Irvine man tells compelling tale of Holocaust experiences.
A crescendo of shrieks from within the darkness greeted us. I thought that I had entered a cage of starved animals. But it was not an animal cage. It was a cage of desperate men who had arrived in Rieben a few days earlier. In desperation they attempted to steal anything edible from us, even if it was only a miniscule crumb of bread.
“Every Holocaust story is unique, but they all have the common threads of survival at all costs and sadness that some people made it out while others did not,” explains Irvine resident Isidor (Isi) Nussenbaum. “Nobody can tell you how it feels to starve, freeze, and have no hygiene unless one has experienced it.”
Isi, whose 61st anniversary of liberation coincided with our interview, knew that he had to tell his story of surviving the Holocaust.
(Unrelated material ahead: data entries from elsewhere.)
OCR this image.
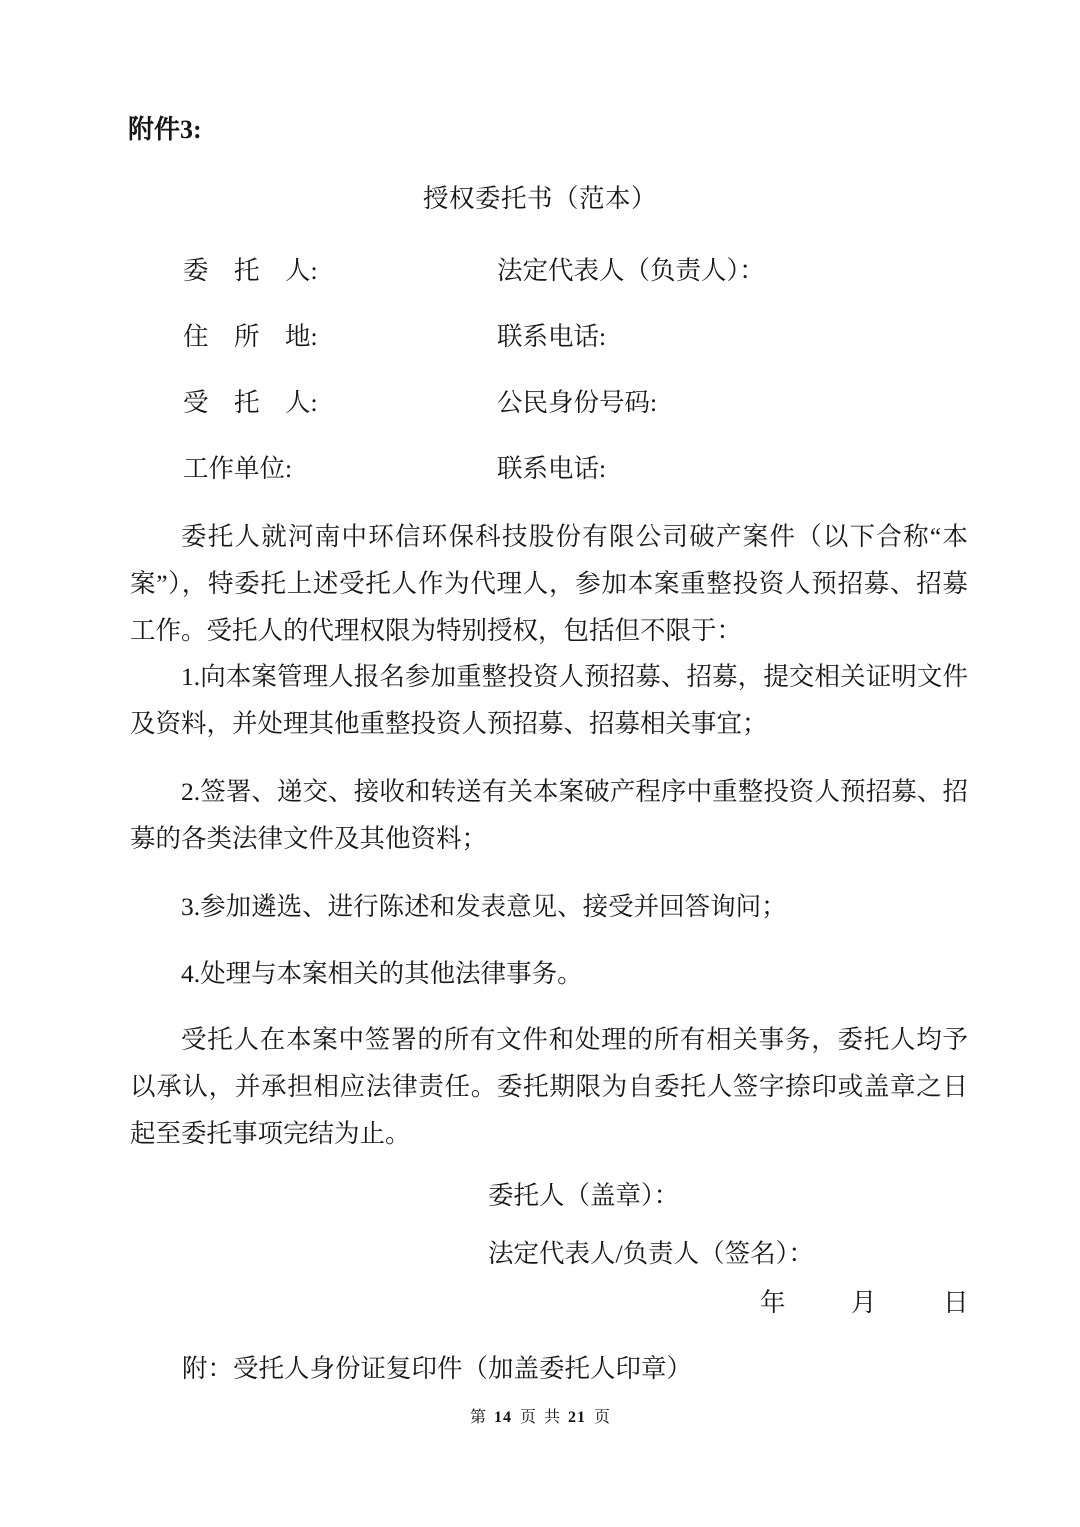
附件3:
授权委托书（范本）
委　托　人:	法定代表人（负责人）：
住　所　地:	联系电话:
受　托　人:	公民身份号码:
工作单位:	联系电话:
委托人就河南中环信环保科技股份有限公司破产案件（以下合称“本案”），特委托上述受托人作为代理人，参加本案重整投资人预招募、招募工作。受托人的代理权限为特别授权，包括但不限于：
1.向本案管理人报名参加重整投资人预招募、招募，提交相关证明文件及资料，并处理其他重整投资人预招募、招募相关事宜；
2.签署、递交、接收和转送有关本案破产程序中重整投资人预招募、招募的各类法律文件及其他资料；
3.参加遴选、进行陈述和发表意见、接受并回答询问；
4.处理与本案相关的其他法律事务。
受托人在本案中签署的所有文件和处理的所有相关事务，委托人均予以承认，并承担相应法律责任。委托期限为自委托人签字捺印或盖章之日起至委托事项完结为止。
委托人（盖章）：
法定代表人/负责人（签名）：
年	月	日
附：受托人身份证复印件（加盖委托人印章）
第 14 页 共 21 页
Few Holocaust books describe the Riga Ghetto in Latvia. Nobody knew about Camp Rieben, because only three people survived – and Isi learned of the other two at a survivors’ reunion in Jerusalem in 1981. “The experience of hearing about the horrors of the war was so powerful that even strong halutzim at the reunion broke down and cried,” he says. “That was my impetus to write the book. Things I had repressed like tears were flowing freely.”
Writing the book was difficult, he acknowledges. He wept, and his wife of 50 years, Minnie, wept along with him. He came back from Israel and recorded his experiences on tape. Minnie transcribed them on an old Royal typewriter.
Eventually, with the help of family, friends, and other volunteers, none of whom took any remuneration, the document was put on floppy disk, edited, and expanded by Isi. A publisher discouraged him, saying there was no demand for such a book, so he put it away, and then started again.
Isi prevailed, because, as he says in the foreword to the book, “I undertake this obligation to remind the world of the atrocities of which humans are capable.”
Isi’s powerful, poignant book documents his survival against all odds. Like Elie Wiesel’s Night, the images of unthinkable acts in He’s Not Coming Here Anymore: A Survivor’s Story are terrifying, and the sheer magnitude of the horror in graphic detail keeps readers glued to the book for hours on end. Unlike Night, this is the story of a neighbor and friend, a kind and charming man who endured all of the torture simply because he was a Jew in Nazi Germany. Replete with a chronology, a map, documents, and pictures, the book shows the human faces and normal lives undermined – and often destroyed — by the Holocaust.
Born in Bautzen, Germany, in 1927, Isi and his family moved to Breslau (now part of Poland) and then back to Bautzen. In spite of being poor and increasingly restricted from contact with other Germans, he was surrounded by a loving family, behaving like a normal boy, and dreaming of moving to America or Palestine. Deportation changed all of that, subjecting Isi to unimaginable conditions. Finally, there was liberation, but some of the Russian soldiers proved to be just as cruel as the Nazis.
Returning to Bautzen after the war, Isi visited his family’s former landlady, who had a letter from his older brother in America. After immigrating to the United States in 1948, he pursued a degree in mechanical engineering and worked in the aerospace industry. Working his way through college, he sometimes hitchhiked to classes. Now retired, the Nussenbaums have two daughters – Doris, a doctor of internal medicine in Chicago, and Sharon, a professor and counselor at Saddleback College in Mission Viejo.
Isi harbors no hatred against the German population. He is especially touched that the people of Bautzen, which no longer has a Jewish population, nonetheless say kaddish for the Jews at the Jewish cemetery that remains there.
“I can forgive people, but I can’t speak for the 6 million who were killed,” he says. He does have three dreams. He wants to see the woman who took care of him after liberation. He wants to visit his hometown, stand between the goalposts of the soccer field he and fellow Jews were kept from using, and have people apologize to him. Finally, he wants to go back to the area where he was liberated and properly say kaddish for his brother.
Beth Jacob Congregation, of which Isi is a member, will hold a book signing and wine and cheese reception with Isi on April 25 at 6:30 p.m. to commemorate Yom HaShoah.